El aumento de los precios de la vivienda responde a la elevada demanda.
El precio de la vivienda no responde a la lógica elemental del libre mercado de la oferta y la demanda porque justamente se trata de un sector del mercado completamente distorsionado por la opacidad y la especulación. El hecho de que se trate de un bien de primera necesidad fuerza a quienes viven de alquiler o son aspirantes a propietarios a dedicar todos los recursos posibles a conseguir un alojamiento. Eso lo tienen perfectamente calculado promotores, propietarios de suelo y entidades financieras, que calculan el precio de la vivienda en función de la capacidad de endeudamiento de las unidades familiares y no obedeciendo a la presión de la demanda (que lógicamente debería favorecer la competencia y la bajada de precios).

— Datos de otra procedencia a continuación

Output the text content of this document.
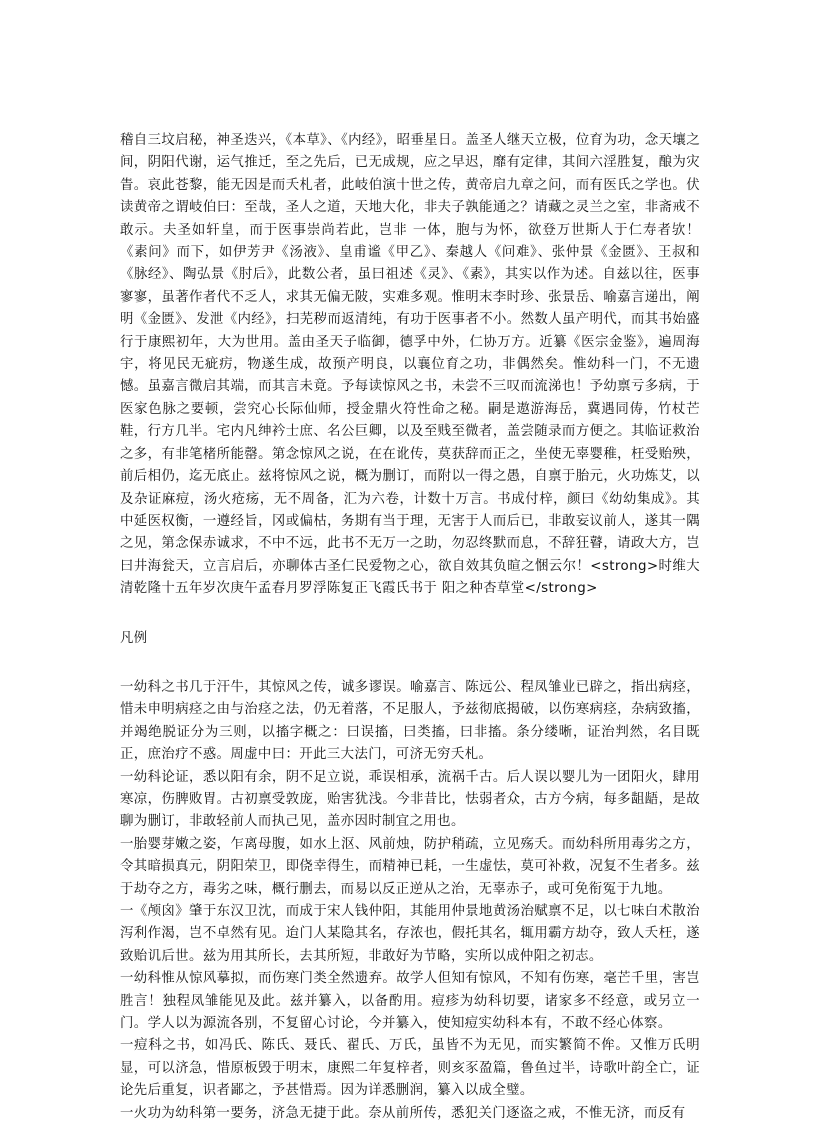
稽自三坟启秘，神圣迭兴，《本草》、《内经》，昭垂星日。盖圣人继天立极，位育为功，念天壤之间，阴阳代谢，运气推迁，至之先后，已无成规，应之早迟，靡有定律，其间六淫胜复，酿为灾眚。哀此苍黎，能无因是而夭札者，此岐伯演十世之传，黄帝启九章之问，而有医氏之学也。伏读黄帝之谓岐伯曰：至哉，圣人之道，天地大化，非夫子孰能通之？请藏之灵兰之室，非斋戒不敢示。夫圣如轩皇，而于医事崇尚若此，岂非 一体，胞与为怀，欲登万世斯人于仁寿者欤！《素问》而下，如伊芳尹《汤液》、皇甫谧《甲乙》、秦越人《问难》、张仲景《金匮》、王叔和《脉经》、陶弘景《肘后》，此数公者，虽曰祖述《灵》、《素》，其实以作为述。自兹以往，医事寥寥，虽著作者代不乏人，求其无偏无陂，实难多观。惟明末李时珍、张景岳、喻嘉言递出，阐明《金匮》、发泄《内经》，扫芜秽而返清纯，有功于医事者不小。然数人虽产明代，而其书始盛行于康熙初年，大为世用。盖由圣天子临御，德孚中外，仁协万方。近纂《医宗金鉴》，遍周海宇，将见民无疵疠，物遂生成，故预产明良，以襄位育之功，非偶然矣。惟幼科一门，不无遗憾。虽嘉言微启其端，而其言未竟。予每读惊风之书，未尝不三叹而流涕也！予幼禀亏多病，于医家色脉之要顿，尝究心长际仙师，授金鼎火符性命之秘。嗣是遨游海岳，冀遇同俦，竹杖芒鞋，行方几半。宅内凡绅衿士庶、名公巨卿，以及至贱至微者，盖尝随录而方便之。其临证救治之多，有非笔楮所能罄。第念惊风之说，在在讹传，莫获辞而正之，坐使无辜婴稚，枉受贻殃，前后相仍，迄无底止。兹将惊风之说，概为删订，而附以一得之愚，自禀于胎元，火功炼艾，以及杂证麻痘，汤火疮疡，无不周备，汇为六卷，计数十万言。书成付梓，颜曰《幼幼集成》。其中延医权衡，一遵经旨，冈或偏枯，务期有当于理，无害于人而后已，非敢妄议前人，遂其一隅之见，第念保赤诚求，不中不远，此书不无万一之助，勿忍终默而息，不辞狂瞽，请政大方，岂曰井海瓮天，立言启后，亦聊体古圣仁民爱物之心，欲自效其负暄之悃云尔！<strong>时维大清乾隆十五年岁次庚午孟春月罗浮陈复正飞霞氏书于 阳之种杏草堂</strong>

凡例

一幼科之书几于汗牛，其惊风之传，诚多谬误。喻嘉言、陈远公、程凤雏业已辟之，指出病痉，惜未申明病痉之由与治痉之法，仍无着落，不足服人，予兹彻底揭破，以伤寒病痉，杂病致搐，并竭绝脱证分为三则，以搐字概之：曰误搐，曰类搐，曰非搐。条分缕晰，证治判然，名目既正，庶治疗不惑。周虚中曰：开此三大法门，可济无穷夭札。

一幼科论证，悉以阳有余，阴不足立说，乖误相承，流祸千古。后人误以婴儿为一团阳火，肆用寒凉，伤脾败胃。古初禀受敦庞，贻害犹浅。今非昔比，怯弱者众，古方今病，每多龃龉，是故聊为删订，非敢轻前人而执己见，盖亦因时制宜之用也。

一胎婴芽嫩之姿，乍离母腹，如水上沤、风前烛，防护稍疏，立见殇夭。而幼科所用毒劣之方，令其暗损真元，阴阳荣卫，即侥幸得生，而精神已耗，一生虚怯，莫可补救，况复不生者多。兹于劫夺之方，毒劣之味，概行删去，而易以反正逆从之治，无辜赤子，或可免衔冤于九地。

一《颅囟》肇于东汉卫沈，而成于宋人钱仲阳，其能用仲景地黄汤治赋禀不足，以七味白术散治泻利作渴，岂不卓然有见。迨门人某隐其名，存浓也，假托其名，辄用霸方劫夺，致人夭枉，遂致贻讥后世。兹为用其所长，去其所短，非敢好为节略，实所以成仲阳之初志。

一幼科惟从惊风摹拟，而伤寒门类全然遗弃。故学人但知有惊风，不知有伤寒，毫芒千里，害岂胜言！独程凤雏能见及此。兹并纂入，以备酌用。痘疹为幼科切要，诸家多不经意，或另立一门。学人以为源流各别，不复留心讨论，今并纂入，使知痘实幼科本有，不敢不经心体察。

一痘科之书，如冯氏、陈氏、聂氏、翟氏、万氏，虽皆不为无见，而实繁简不侔。又惟万氏明显，可以济急，惜原板毁于明末，康熙二年复梓者，则亥豕盈篇，鲁鱼过半，诗歌叶韵全亡，证论先后重复，识者鄙之，予甚惜焉。因为详悉删润，纂入以成全璧。

一火功为幼科第一要务，济急无捷于此。奈从前所传，悉犯关门逐盗之戒，不惟无济，而反有
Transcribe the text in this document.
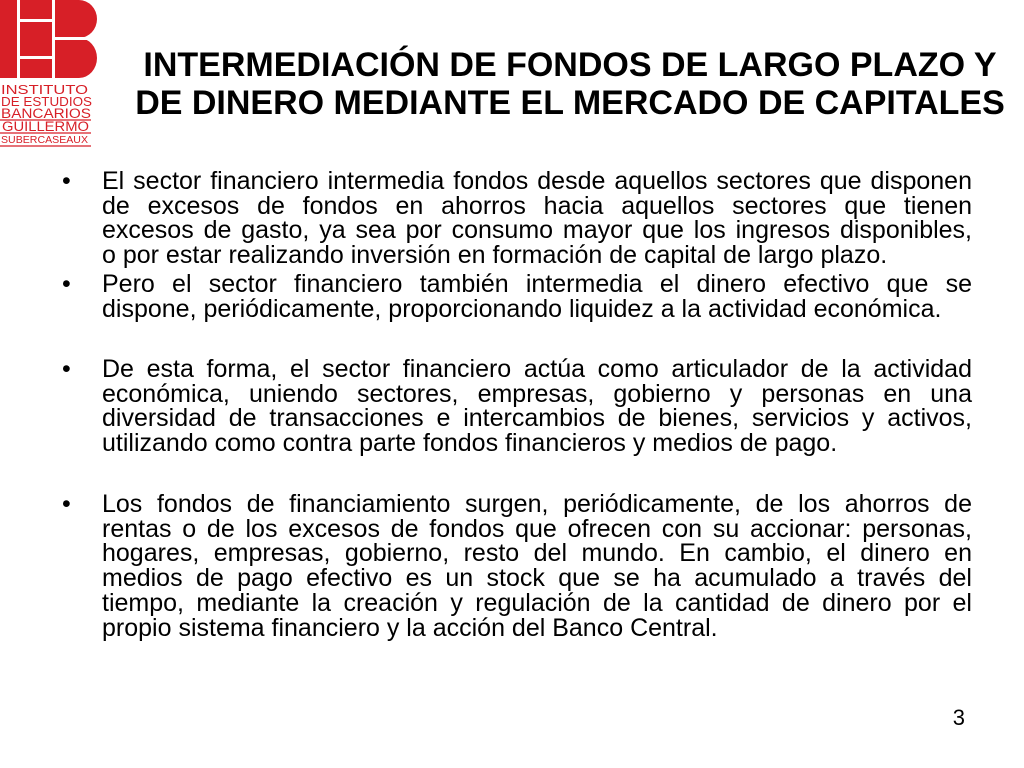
INSTITUTO
DE ESTUDIOS
BANCARIOS
GUILLERMO
SUBERCASEAUX
INTERMEDIACIÓN DE FONDOS DE LARGO PLAZO Y
DE DINERO MEDIANTE EL MERCADO DE CAPITALES
• El sector financiero intermedia fondos desde aquellos sectores que disponen
de excesos de fondos en ahorros hacia aquellos sectores que tienen
excesos de gasto, ya sea por consumo mayor que los ingresos disponibles,
o por estar realizando inversión en formación de capital de largo plazo.
• Pero el sector financiero también intermedia el dinero efectivo que se
dispone, periódicamente, proporcionando liquidez a la actividad económica.
• De esta forma, el sector financiero actúa como articulador de la actividad
económica, uniendo sectores, empresas, gobierno y personas en una
diversidad de transacciones e intercambios de bienes, servicios y activos,
utilizando como contra parte fondos financieros y medios de pago.
• Los fondos de financiamiento surgen, periódicamente, de los ahorros de
rentas o de los excesos de fondos que ofrecen con su accionar: personas,
hogares, empresas, gobierno, resto del mundo. En cambio, el dinero en
medios de pago efectivo es un stock que se ha acumulado a través del
tiempo, mediante la creación y regulación de la cantidad de dinero por el
propio sistema financiero y la acción del Banco Central.
3
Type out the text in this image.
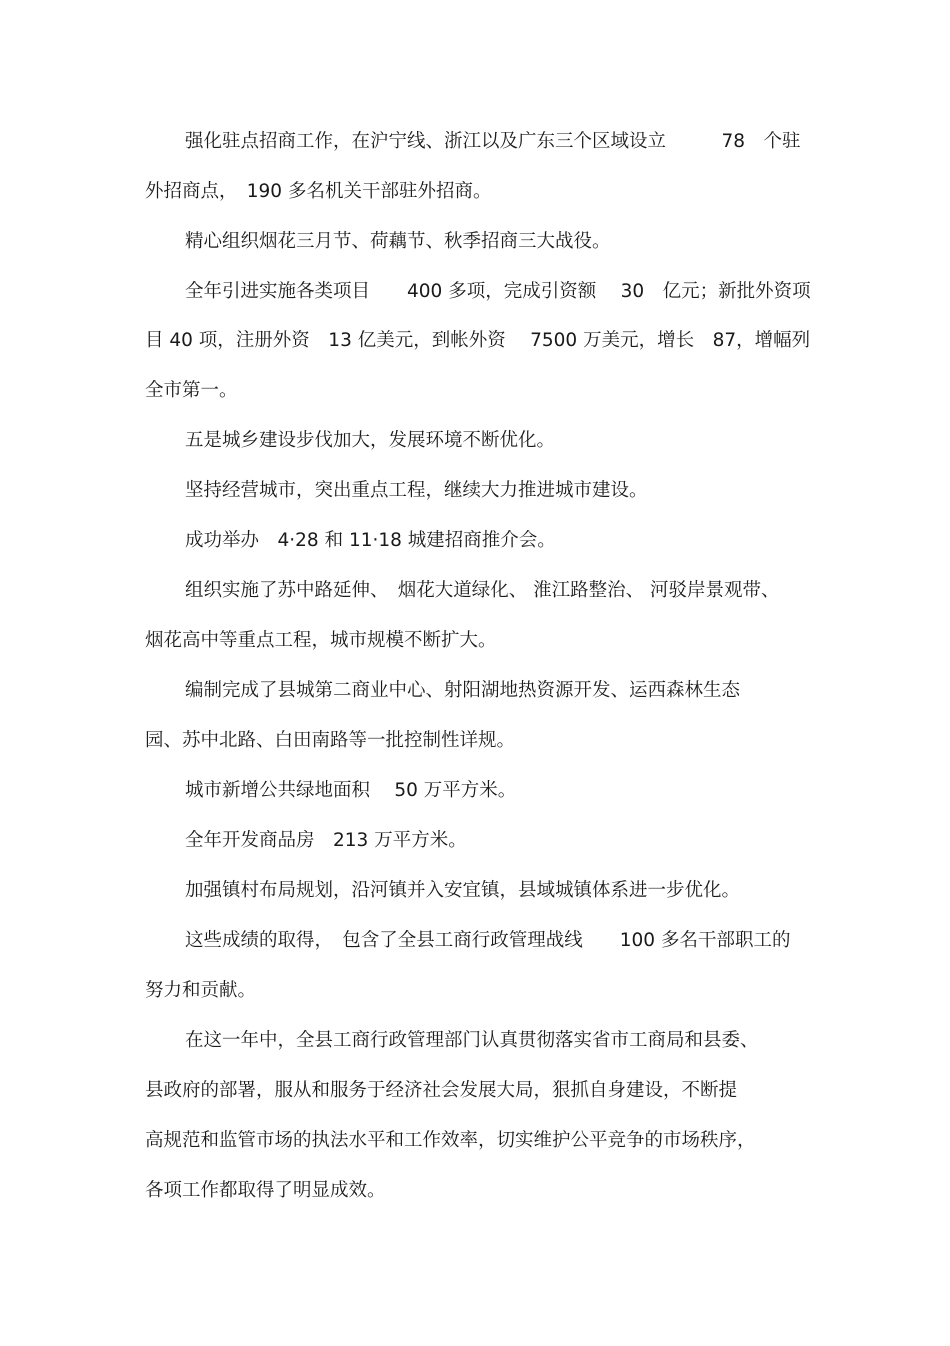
强化驻点招商工作，在沪宁线、浙江以及广东三个区域设立　　　78　个驻
外招商点，　190 多名机关干部驻外招商。
精心组织烟花三月节、荷藕节、秋季招商三大战役。
全年引进实施各类项目　　400 多项，完成引资额　 30　亿元；新批外资项
目 40 项，注册外资　13 亿美元，到帐外资　 7500 万美元，增长　87，增幅列
全市第一。
五是城乡建设步伐加大，发展环境不断优化。
坚持经营城市，突出重点工程，继续大力推进城市建设。
成功举办　4·28 和 11·18 城建招商推介会。
组织实施了苏中路延伸、　烟花大道绿化、 淮江路整治、 河驳岸景观带、
烟花高中等重点工程，城市规模不断扩大。
编制完成了县城第二商业中心、射阳湖地热资源开发、运西森林生态
园、苏中北路、白田南路等一批控制性详规。
城市新增公共绿地面积　 50 万平方米。
全年开发商品房　213 万平方米。
加强镇村布局规划，沿河镇并入安宜镇，县域城镇体系进一步优化。
这些成绩的取得，　包含了全县工商行政管理战线　　100 多名干部职工的
努力和贡献。
在这一年中，全县工商行政管理部门认真贯彻落实省市工商局和县委、
县政府的部署，服从和服务于经济社会发展大局，狠抓自身建设，不断提
高规范和监管市场的执法水平和工作效率，切实维护公平竞争的市场秩序，
各项工作都取得了明显成效。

Que el precio de la vivienda está sobrevalorado en España lo reconocen incluso las máximas instituciones neoliberales mundiales (FMI, OMC, etc.).
Los pisos de 30 m2 servirán para congelar el aumento de precios de la vivienda y asegurarán su asequibilidad.
Si no se interviene en la regulación de los precios de la vivienda, no hay ninguna razón para que los promotores no continúen incrementando o sosteniendo sus beneficios con las nuevas modalidades de vivienda “reducida”. Por el contrario, aprovecharán la reducción de los pisos para incorporar un mayor número de ellos en cada promoción, y progresivamente iremos acostumbrándonos a viviendas más pequeñas e igual de caras, si no se ponen límites a la carrera especulativa.
El alquiler ha disminuido en España debido a la cultura “patrimonialista” de la población.
Que una ciudad como Barcelona haya pasado de tener un parque de viviendas de alquiler de cerca del 50% en 1981 a tenerlo del 28,5% en 2001 (todavía muy por encima de la media del Estado, que ronda el 16%), no sólo se explica por la inversión en vivienda del excedente monetario y la atracción por las incomparables plusvalías que ofrece el mercado de compra, ni por una pretendida cultura de la “propiedad” que definiría el “carácter” de nuestra sociedad, sino por las condiciones draconianas en que está instalado el mercado de alquiler desde la implantación del Decreto Boyer y la LAU posterior, que eliminaron toda protección del arrendatario en beneficio de la garantía del rendimiento de la vivienda para su propietario. Ante la perspectiva de alquilar un piso por 674 euros mensuales por una duración de cinco años, después de los cuales el propietario podrá incrementar el alquiler sin límite, es de lo más razonable que a la gente se le despierte un espíritu “patrimonialista” y opte por hipotecarse: precio por precio e inseguridad por inseguridad, más vale vivir bajo un techo propio (al menos nominalmente) que ajeno.
En España el Estado no es ni debería ser “intervencionista” en el sector inmobiliario.
A pesar de los aspavientos de la patronal del sector en el último Barcelona Meeting Point ante las tímidas insinuaciones de la Consejería de Vivienda de intervenir para hacer aflorar los pisos vacíos, hay que recordar que el Estado ha “intervenido” e “interviene” de manera muy importante en la configuración y la deriva del mercado inmobiliario. Así, por ejemplo, España figura junto a Dinamarca a la cabeza de los países europeos que mayor gasto público dedican a promover la adquisición de vivienda. En España los subsidios indirectos a través de desgravaciones representan el 82% del gasto público en vivienda, mientras que en Europa son las ayudas directas a la vivienda social las que suponen un 75% como promedio.
El “mobbing” inmobiliario es una práctica sobre todo de inmobiliarias extranjeras sin escrúpulos que se han introducido en el mercado en los últimos años.
Como lo demuestran los casos de “mobbing” que han tenido mayor eco mediático de distritos como El Raval, Ciutat Vella, Gràcia, Sants, etc., el “mobbing” no es una actividad importada de otras latitudes ni una nueva amenaza exterior que rompe las reglas del juego establecidas: la mayoría de propietarios e inmobiliarias que se han destacado en dichas prácticas en los últimos años son del país (algunos, eso sí, con domicilio fiscal en lugares la mar de exóticos, por ejemplo en Samoa, en el caso de una finca de la calle Robador).